La «huelgona» del 62 supuso el resurgimiento del movimiento obrero, cohesionó a la oposición y reveló la vulnerabilidad del régimen por primera vez desde la guerra civil

Miguel A. Gutierrez / La Nueva España | 4 de abril de 2007

Las noticias que llegaban al palacio del Pardo desde Asturias no eran buenas. La huelga iniciada en el pozo Nicolasa a principios de abril de 1962 -una más entre las protestas aisladas que se producían con relativa frecuencia en la minería- se había extendido de forma frenética e inesperada por toda Asturias y por una parte importante del resto del país. Los números cantaban: 65.000 trabajadores en huelga en Asturias y 300.000 en el conjunto de España en los dos meses que duraron los paros. Los jerarcas del régimen se mostraban inquietos. La situación amenazaba con escapárseles de las manos.

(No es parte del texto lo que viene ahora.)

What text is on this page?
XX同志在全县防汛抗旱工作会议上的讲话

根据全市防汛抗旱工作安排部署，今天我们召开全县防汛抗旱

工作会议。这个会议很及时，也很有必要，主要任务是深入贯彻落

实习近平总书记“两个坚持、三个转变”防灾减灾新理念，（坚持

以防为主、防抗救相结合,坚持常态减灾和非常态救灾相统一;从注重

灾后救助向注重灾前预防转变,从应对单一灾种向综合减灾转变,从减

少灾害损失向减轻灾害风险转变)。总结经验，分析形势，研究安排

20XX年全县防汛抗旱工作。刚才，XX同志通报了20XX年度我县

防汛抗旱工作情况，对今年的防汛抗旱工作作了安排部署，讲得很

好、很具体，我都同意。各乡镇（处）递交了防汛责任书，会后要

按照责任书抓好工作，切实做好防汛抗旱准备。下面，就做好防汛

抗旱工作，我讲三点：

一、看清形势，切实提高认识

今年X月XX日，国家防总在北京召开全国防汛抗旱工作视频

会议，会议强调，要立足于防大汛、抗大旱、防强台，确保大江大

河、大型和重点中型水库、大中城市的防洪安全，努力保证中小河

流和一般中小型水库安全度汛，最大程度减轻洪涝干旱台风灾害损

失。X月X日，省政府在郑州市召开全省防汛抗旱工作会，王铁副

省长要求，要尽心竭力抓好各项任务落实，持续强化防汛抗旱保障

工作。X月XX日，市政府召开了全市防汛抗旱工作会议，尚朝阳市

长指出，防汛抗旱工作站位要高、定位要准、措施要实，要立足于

Tenían razones para el desasosiego. La represión inicial se había revelado inútil. Por eso, al estado de excepción decretado por el Consejo de Ministros el 4 de mayo en Asturias, Guipúzcoa y Vizcaya le siguió un cambio de estrategia basada en la negociación. Franco no manda a un interlocutor cualquiera. Envía a un ministro -José Solís, secretario general del Movimiento- para tratar directamente con los mineros, en un hecho inédito hasta entonces. Todas las pretensiones de los huelguistas son atendidas y se inicia un regreso escalonado a los pozos. Sin embargo, el precio de la paz social alcanzada es demasiado alto para el régimen franquista que, por primera vez desde el fin de la guerra civil, se muestra vulnerable.

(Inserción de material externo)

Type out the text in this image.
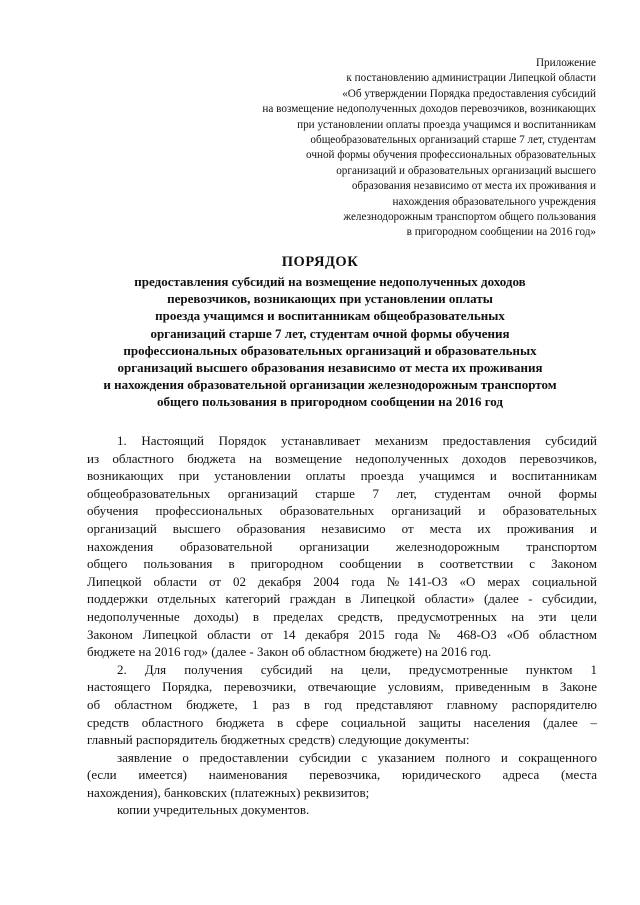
Приложение
к постановлению администрации Липецкой области
«Об утверждении Порядка предоставления субсидий
на возмещение недополученных доходов перевозчиков, возникающих
при установлении оплаты проезда учащимся и воспитанникам
общеобразовательных организаций старше 7 лет, студентам
очной формы обучения профессиональных образовательных
организаций и образовательных организаций высшего
образования независимо от места их проживания и
нахождения образовательного учреждения
железнодорожным транспортом общего пользования
в пригородном сообщении на 2016 год»
ПОРЯДОК
предоставления субсидий на возмещение недополученных доходов
перевозчиков, возникающих при установлении оплаты
проезда учащимся и воспитанникам общеобразовательных
организаций старше 7 лет, студентам очной формы обучения
профессиональных образовательных организаций и образовательных
организаций высшего образования независимо от места их проживания
и нахождения образовательной организации железнодорожным транспортом
общего пользования в пригородном сообщении на 2016 год
1. Настоящий Порядок устанавливает механизм предоставления субсидий
из областного бюджета на возмещение недополученных доходов перевозчиков,
возникающих при установлении оплаты проезда учащимся и воспитанникам
общеобразовательных организаций старше 7 лет, студентам очной формы
обучения профессиональных образовательных организаций и образовательных
организаций высшего образования независимо от места их проживания и
нахождения образовательной организации железнодорожным транспортом
общего пользования в пригородном сообщении в соответствии с Законом
Липецкой области от 02 декабря 2004 года №141-ОЗ «О мерах социальной
поддержки отдельных категорий граждан в Липецкой области» (далее - субсидии,
недополученные доходы) в пределах средств, предусмотренных на эти цели
Законом Липецкой области от 14 декабря 2015 года № 468-ОЗ «Об областном
бюджете на 2016 год» (далее - Закон об областном бюджете) на 2016 год.
2. Для получения субсидий на цели, предусмотренные пунктом 1
настоящего Порядка, перевозчики, отвечающие условиям, приведенным в Законе
об областном бюджете, 1 раз в год представляют главному распорядителю
средств областного бюджета в сфере социальной защиты населения (далее –
главный распорядитель бюджетных средств) следующие документы:
заявление о предоставлении субсидии с указанием полного и сокращенного
(если имеется) наименования перевозчика, юридического адреса (места
нахождения), банковских (платежных) реквизитов;
копии учредительных документов.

La «huelgona» del 62 tuvo múltiples efectos colaterales. A la evidente mejora de las condiciones laborales de los mineros (con un aumento salarial que en muchos casos llegó a duplicar los sueldos) hubo que sumar repercusiones políticas de mucho más calado para el país. El conflicto social, en el participaron directamente cristianos de base y algunos sectores del clero, fracturó la hasta entonces inquebrantable entente entre Estado e Iglesia. Los paros y la posterior represión también contribuyeron a cohesionar a la oposición antifranquista, así como a movilizar a buena parte de los intelectuales del país en la denominada «insurrección firmada».
Sin embargo, uno de los efectos más importantes de la huelga iniciada en Asturias fue el resurgimiento del movimiento obrero como forma de resistencia activa contra el orden establecido. El propio Stalin había aconsejado a los dirigentes comunistas en el exilio que debían orientar los esfuerzos a combatir el régimen «desde dentro». Ese renacimiento sindical se plasmó en la eclosión de una nueva generación de dirigentes, la consolidación de las comisiones obreras y la sentencia definitiva del Sindicato Vertical, arrinconado por el propio régimen, que optó por negociar directamente con los representantes de los huelguistas ante la necesidad de contar con un interlocutor válido.
La huelga también destapó las contradicciones del régimen y la lucha de poder entre la Falange y los tecnócratas ligados al Opus Dei, que habían introducido el plan de estabilización y medidas de racionalización económica que incluían la congelación de salarios, la apertura al exterior y, en definitiva, la superación del período autárquico. En ese clima, Solís -enviado de Franco conocido como la «sonrisa del régimen»- trató de ganarse con sus concesiones el beneplácito de los mineros, para obtener así una victoria política y recuperar el terreno perdido por la Falange en los órganos de poder franquistas.

En lo que casi todos los historiadores coinciden es en que la «huelgona» del 62 marcó un hito en el devenir de la Historia reciente de España que puso en jaque a las estructuras del régimen. Así lo explica Francisco Palacios, profesor de Historia, para quien los paros de 1962 supusieron «una fractura» para los cimientos del régimen, así como «gran descrédito a nivel internacional».